The European Research Council set out its draft programme for 2007, confirming that its first grants will be targeted at young researchers with between two and eight years' postdoctoral experience.
As the only pan-European body funding basic research the council confirmed also that while the grants will be awarded to the institutions where the researchers are based, institutions will have to guarantee that they will not interfere in how grant holders disburse the money. And the institutions will receive only 20 per cent of the overhead costs
The ERC repeated its commitment not to be “hostage to the conventional wisdom” but to award initial grants worth a combined €300 million to the best young researchers.

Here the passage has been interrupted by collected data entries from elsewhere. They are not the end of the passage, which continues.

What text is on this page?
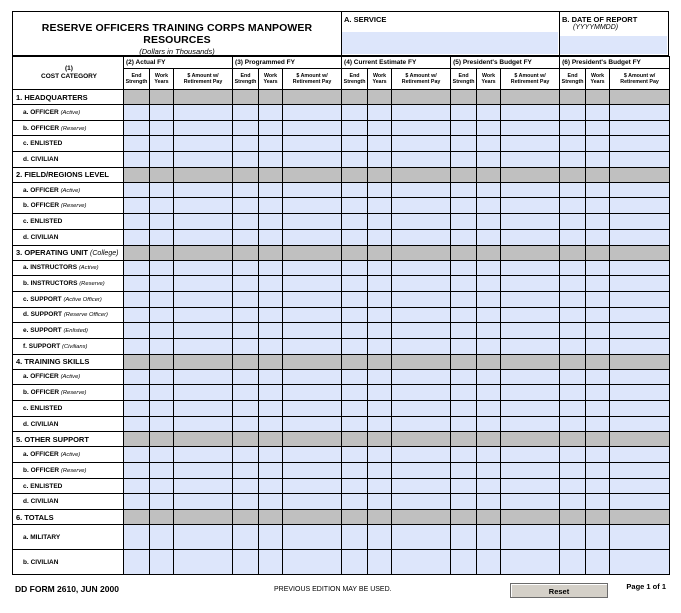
RESERVE OFFICERS TRAINING CORPS MANPOWER RESOURCES
(Dollars in Thousands)
A. SERVICE	B. DATE OF REPORT
(YYYYMMDD)
(1)
COST CATEGORY	(2) Actual FY			(3) Programmed FY			(4) Current Estimate FY			(5) President's Budget FY			(6) President's Budget FY		
	End Strength	Work Years	$ Amount w/ Retirement Pay	End Strength	Work Years	$ Amount w/ Retirement Pay	End Strength	Work Years	$ Amount w/ Retirement Pay	End Strength	Work Years	$ Amount w/ Retirement Pay	End Strength	Work Years	$ Amount w/ Retirement Pay
1. HEADQUARTERS															
a. OFFICER (Active)															
b. OFFICER (Reserve)															
c. ENLISTED															
d. CIVILIAN															
2. FIELD/REGIONS LEVEL															
a. OFFICER (Active)															
b. OFFICER (Reserve)															
c. ENLISTED															
d. CIVILIAN															
3. OPERATING UNIT (College)															
a. INSTRUCTORS (Active)															
b. INSTRUCTORS (Reserve)															
c. SUPPORT (Active Officer)															
d. SUPPORT (Reserve Officer)															
e. SUPPORT (Enlisted)															
f. SUPPORT (Civilians)															
4. TRAINING SKILLS															
a. OFFICER (Active)															
b. OFFICER (Reserve)															
c. ENLISTED															
d. CIVILIAN															
5. OTHER SUPPORT															
a. OFFICER (Active)															
b. OFFICER (Reserve)															
c. ENLISTED															
d. CIVILIAN															
6. TOTALS															
a. MILITARY															
b. CIVILIAN															
DD FORM 2610, JUN 2000	PREVIOUS EDITION MAY BE USED.	Reset
Page 1 of 1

“The fundamental principle for all ERC activities is that of stimulating investigator initiated frontier research across all fields of research, on the basis of excellence,” says the Work Programme for 2007, published last week.
The ERC argues that awarding its grants solely on merit it will add value to other funding schemes, such as national research funding bodies and the European Commission’s 7th framework programme.
The ERC claims it will also generate structural improvements in the research system of Europe.
By funding young researchers, the ERC aims to help institutions to maintain their research capacity in the future, and, by setting pan European quality benchmarks, put institutions in a better position to judge their research performance.
The initial focus on giving large grants to younger researchers will also help to give an overall view of the availability of top talent across Europe in the leading and emerging fields of science.
The ERC says its grants will also encourage more interchange between European institutes, as researchers from different foundations will be brought together to carry out ERC-funded research.
The ERC, run by its 22-strong Scientific Council, which will have complete jurisdiction over strategy and over the types of research that are funded, and will be the guarantor of scientific quality.
Once the Starting Independent Researcher Grants scheme is under way, the ERC plans to launch Advanced Investigator Grants, for which older researchers will be eligible.
The decision to award grants to younger researchers is based on a widely accepted view that Europe offers insufficient opportunities for the young to develop independent careers and make the transition from working under a supervisor to being independent research leaders in their own right.
This structural problem leads to a dramatic waste of research talent in Europe. It limits or delays the emergence of the next-generation of researchers, who bring new ideas and energy, and it encourages highly talented researchers at an early stage of their career to seek advancement elsewhere, either in other professions or as researchers outside Europe.
ERC Starting Independent Researcher Grants will be between €100,000 and €400,000 a year (in increments of €50,000) for up to 5 years.
Investigators can be of any age, nationality and country of residence, but they must have been awarded they first PhD more than 2 and less than 8 years before the deadline of the call for proposals.